Clinical outcome after high dose rate intracavitary brachytherapy with traditional point ‘A’ dose prescription in locally advanced carcinoma of uterine cervix: dosimetric analysis from the perspective of computed tomography imaging-based 3-dimensional treatment planning

Affiliations
  • 1Department of Radiation Oncology, Burdwan Medical College, Purba Bardhaman, West Bengal, India
  • 2Department of Cardiology, Burdwan Medical College, Purba Bardhaman, West Bengal, India
  • 3Department of Radiation Oncology, Agartala Government Medical College, Agartala, India

Abstract


Objective
To analyze tumour response and toxicity with respect to cumulative radiotherapy dose to target and organs at risk (OARs) with computed tomography (CT)-based image guided adaptive brachytherapy planning for locally advanced carcinoma cervix.
Methods
Patients were treated with two-dimensional concurrent chemoradiotherapy to whole pelvis followed by intracavitary brachytherapy (ICBT) with dose prescription to point ‘A’. CT image-based delineation of high-risk clinical target volume (HR-CTV), urinary bladder, rectum and sigmoid colon was done with generation of dose-volume histogram (DVH) data and optimization of doses to target and OARs.

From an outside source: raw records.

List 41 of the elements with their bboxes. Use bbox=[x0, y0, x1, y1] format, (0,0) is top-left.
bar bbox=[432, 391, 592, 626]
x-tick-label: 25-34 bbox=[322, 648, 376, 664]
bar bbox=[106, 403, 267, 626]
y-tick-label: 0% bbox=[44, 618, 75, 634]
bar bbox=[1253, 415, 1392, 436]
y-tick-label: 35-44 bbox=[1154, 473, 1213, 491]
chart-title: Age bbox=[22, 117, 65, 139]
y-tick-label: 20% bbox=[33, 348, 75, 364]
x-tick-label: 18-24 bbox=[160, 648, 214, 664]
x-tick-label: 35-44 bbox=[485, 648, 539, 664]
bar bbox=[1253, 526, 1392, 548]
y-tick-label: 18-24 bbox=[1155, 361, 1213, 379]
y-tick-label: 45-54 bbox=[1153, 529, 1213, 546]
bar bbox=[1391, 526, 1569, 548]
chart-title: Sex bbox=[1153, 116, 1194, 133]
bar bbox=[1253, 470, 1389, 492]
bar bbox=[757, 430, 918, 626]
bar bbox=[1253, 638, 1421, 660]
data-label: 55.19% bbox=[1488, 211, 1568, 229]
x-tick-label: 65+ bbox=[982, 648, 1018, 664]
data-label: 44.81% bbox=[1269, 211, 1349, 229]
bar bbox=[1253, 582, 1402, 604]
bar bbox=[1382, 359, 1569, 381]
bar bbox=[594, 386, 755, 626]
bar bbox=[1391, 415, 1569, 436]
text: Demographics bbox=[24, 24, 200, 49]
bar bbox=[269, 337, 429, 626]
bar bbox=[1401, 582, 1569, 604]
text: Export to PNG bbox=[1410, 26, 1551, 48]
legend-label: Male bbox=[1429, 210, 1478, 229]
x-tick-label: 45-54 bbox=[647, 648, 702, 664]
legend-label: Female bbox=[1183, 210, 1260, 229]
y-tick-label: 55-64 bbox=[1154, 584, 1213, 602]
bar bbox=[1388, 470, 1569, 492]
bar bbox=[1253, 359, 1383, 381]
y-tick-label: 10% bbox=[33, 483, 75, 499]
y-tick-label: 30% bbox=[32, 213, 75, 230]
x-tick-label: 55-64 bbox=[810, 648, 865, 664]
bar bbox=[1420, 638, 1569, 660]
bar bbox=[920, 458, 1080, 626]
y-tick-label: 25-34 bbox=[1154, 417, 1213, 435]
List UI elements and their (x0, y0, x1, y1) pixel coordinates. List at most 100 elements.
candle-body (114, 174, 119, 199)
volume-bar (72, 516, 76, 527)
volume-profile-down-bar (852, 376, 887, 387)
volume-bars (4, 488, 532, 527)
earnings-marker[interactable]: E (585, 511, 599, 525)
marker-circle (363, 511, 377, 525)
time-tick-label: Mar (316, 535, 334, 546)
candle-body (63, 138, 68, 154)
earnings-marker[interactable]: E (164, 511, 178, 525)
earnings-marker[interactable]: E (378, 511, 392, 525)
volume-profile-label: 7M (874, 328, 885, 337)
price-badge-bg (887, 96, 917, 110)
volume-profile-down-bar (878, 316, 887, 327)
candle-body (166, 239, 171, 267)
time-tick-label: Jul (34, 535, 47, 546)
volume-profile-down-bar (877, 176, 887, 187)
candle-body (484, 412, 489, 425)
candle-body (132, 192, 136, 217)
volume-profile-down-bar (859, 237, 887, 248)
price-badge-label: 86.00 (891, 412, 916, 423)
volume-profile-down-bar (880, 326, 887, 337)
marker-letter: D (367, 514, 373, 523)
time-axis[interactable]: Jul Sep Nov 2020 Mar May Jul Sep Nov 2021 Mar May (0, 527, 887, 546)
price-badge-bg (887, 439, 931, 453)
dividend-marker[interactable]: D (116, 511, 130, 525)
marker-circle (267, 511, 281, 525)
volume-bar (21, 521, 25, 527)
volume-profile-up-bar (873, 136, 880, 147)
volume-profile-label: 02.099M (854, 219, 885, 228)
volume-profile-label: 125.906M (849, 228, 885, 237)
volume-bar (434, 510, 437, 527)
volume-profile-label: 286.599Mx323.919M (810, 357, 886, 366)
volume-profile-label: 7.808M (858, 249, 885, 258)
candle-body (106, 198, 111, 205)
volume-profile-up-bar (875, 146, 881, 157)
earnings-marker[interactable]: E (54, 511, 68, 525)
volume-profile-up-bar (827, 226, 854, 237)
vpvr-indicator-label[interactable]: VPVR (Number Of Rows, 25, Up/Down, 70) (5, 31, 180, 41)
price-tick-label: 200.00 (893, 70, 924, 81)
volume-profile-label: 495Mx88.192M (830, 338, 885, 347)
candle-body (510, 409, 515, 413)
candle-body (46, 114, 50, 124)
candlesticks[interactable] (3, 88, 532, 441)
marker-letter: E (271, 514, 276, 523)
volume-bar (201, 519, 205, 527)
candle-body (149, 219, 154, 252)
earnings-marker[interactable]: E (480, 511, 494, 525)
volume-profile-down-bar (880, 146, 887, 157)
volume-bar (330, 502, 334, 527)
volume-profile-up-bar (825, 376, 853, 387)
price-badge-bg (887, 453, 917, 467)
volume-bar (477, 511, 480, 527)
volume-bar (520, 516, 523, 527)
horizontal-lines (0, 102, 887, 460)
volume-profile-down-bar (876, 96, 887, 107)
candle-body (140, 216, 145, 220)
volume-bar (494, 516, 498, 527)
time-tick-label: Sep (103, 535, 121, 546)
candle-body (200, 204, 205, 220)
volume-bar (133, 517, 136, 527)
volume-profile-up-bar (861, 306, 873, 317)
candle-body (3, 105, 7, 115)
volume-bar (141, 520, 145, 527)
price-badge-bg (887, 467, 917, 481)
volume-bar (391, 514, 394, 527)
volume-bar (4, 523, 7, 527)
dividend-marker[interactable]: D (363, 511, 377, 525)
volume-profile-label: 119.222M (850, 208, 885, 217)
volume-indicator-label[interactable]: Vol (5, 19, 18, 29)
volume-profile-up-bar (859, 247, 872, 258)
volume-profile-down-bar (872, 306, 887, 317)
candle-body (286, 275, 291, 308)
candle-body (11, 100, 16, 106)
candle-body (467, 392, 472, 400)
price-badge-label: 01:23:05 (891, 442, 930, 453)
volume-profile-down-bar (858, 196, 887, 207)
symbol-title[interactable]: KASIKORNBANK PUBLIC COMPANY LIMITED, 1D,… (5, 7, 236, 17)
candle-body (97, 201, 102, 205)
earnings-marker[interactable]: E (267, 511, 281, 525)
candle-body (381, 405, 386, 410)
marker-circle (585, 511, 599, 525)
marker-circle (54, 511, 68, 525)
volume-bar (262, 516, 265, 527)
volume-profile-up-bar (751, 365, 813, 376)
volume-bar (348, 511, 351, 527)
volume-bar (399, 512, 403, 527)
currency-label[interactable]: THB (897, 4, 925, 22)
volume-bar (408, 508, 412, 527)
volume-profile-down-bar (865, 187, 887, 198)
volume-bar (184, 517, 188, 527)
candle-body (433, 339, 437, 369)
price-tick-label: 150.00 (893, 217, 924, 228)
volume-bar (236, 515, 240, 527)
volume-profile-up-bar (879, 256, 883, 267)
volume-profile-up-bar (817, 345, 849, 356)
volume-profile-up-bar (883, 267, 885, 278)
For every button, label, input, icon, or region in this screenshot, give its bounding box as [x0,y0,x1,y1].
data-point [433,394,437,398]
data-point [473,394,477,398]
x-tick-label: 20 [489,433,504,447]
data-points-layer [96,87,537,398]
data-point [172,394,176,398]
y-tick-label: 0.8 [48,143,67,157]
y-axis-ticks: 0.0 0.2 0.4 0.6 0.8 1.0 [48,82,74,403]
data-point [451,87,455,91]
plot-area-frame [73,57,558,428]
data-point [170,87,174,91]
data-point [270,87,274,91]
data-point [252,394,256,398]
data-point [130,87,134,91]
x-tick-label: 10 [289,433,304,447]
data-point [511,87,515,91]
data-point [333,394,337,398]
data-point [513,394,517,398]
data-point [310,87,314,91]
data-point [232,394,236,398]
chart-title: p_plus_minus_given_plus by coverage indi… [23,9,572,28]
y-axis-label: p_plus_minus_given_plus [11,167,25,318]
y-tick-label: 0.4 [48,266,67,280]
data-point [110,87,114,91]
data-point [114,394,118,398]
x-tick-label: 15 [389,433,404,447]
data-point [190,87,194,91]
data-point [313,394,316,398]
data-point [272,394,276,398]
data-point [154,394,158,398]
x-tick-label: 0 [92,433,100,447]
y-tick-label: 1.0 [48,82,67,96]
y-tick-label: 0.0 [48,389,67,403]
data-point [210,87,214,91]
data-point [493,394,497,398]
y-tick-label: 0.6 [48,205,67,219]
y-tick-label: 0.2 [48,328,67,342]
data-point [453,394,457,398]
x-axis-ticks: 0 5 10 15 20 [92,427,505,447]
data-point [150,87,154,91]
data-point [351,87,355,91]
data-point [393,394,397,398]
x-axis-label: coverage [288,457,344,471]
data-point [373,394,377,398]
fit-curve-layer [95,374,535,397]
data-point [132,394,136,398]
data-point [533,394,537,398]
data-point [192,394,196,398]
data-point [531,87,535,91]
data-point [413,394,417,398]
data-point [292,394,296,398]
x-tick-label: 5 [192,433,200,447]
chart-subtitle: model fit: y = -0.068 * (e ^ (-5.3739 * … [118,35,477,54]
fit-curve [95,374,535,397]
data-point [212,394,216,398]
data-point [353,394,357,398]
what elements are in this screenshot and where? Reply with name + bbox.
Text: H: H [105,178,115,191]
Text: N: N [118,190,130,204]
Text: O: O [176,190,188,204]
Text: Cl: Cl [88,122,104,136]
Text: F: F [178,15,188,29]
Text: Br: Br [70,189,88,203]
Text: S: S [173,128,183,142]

Follow up assessments were done for response of disease and toxicity with generation of data for statistical analysis.
Results
One hundred thirty-six patients were enrolled in the study. Delineated volume of HR-CTV ranged from 20.9 to 37.1 mL, with median value of 30.2 mL. The equivalent dose in 2 Gy per fraction (EQD2) for point ‘A’ ranged from 71.31 to 79.75 Gy with median value of 75.1 Gy and EQD2 HR-CTV D90 ranged from 71.9 to 89.7 Gy with median value of 85.1 Gy. 69.2% of patients showed complete response and after median follow-up of 25 months, 50 patients remained disease free, of whom, 74.0% had received ≥85 Gy to HR-CTV D90 versus 26.0% receiving <85 Gy to HR-CTV D90.
Conclusions
Amidst the unavailability of magnetic resonance imaging facilities in low middle income countries, incorporation of CT-image based treatment planning into routine practice for ICBT provides the scope to delineate volumes of target and OARs and to generate DVH data, which can prove to be a better surrogate for disease response and toxicity.

Keyword

Cancer of the uterine cervix; High dose rate brachytherapy; Intracavitary radiotherapy; Computed tomography; Dose volume histogram

Figure

  • Fig. 1 Kaplan-Meier survival plot showing disease free survival at end of follow up period in the population with respect to HR-CTV D90 EQD2 category. HR, high-risk; CTV, clinical target volume; EQD2, equivalent dose in 2 Gy per fraction.

  • Fig. 2 Kaplan-Meier survival plot showing overall survival at end of follow up period in the population with respect to HR-CTV D90 EQD2 category. HR, high-risk; CTV, clinical target volume; EQD2, equivalent dose in 2 Gy per fraction.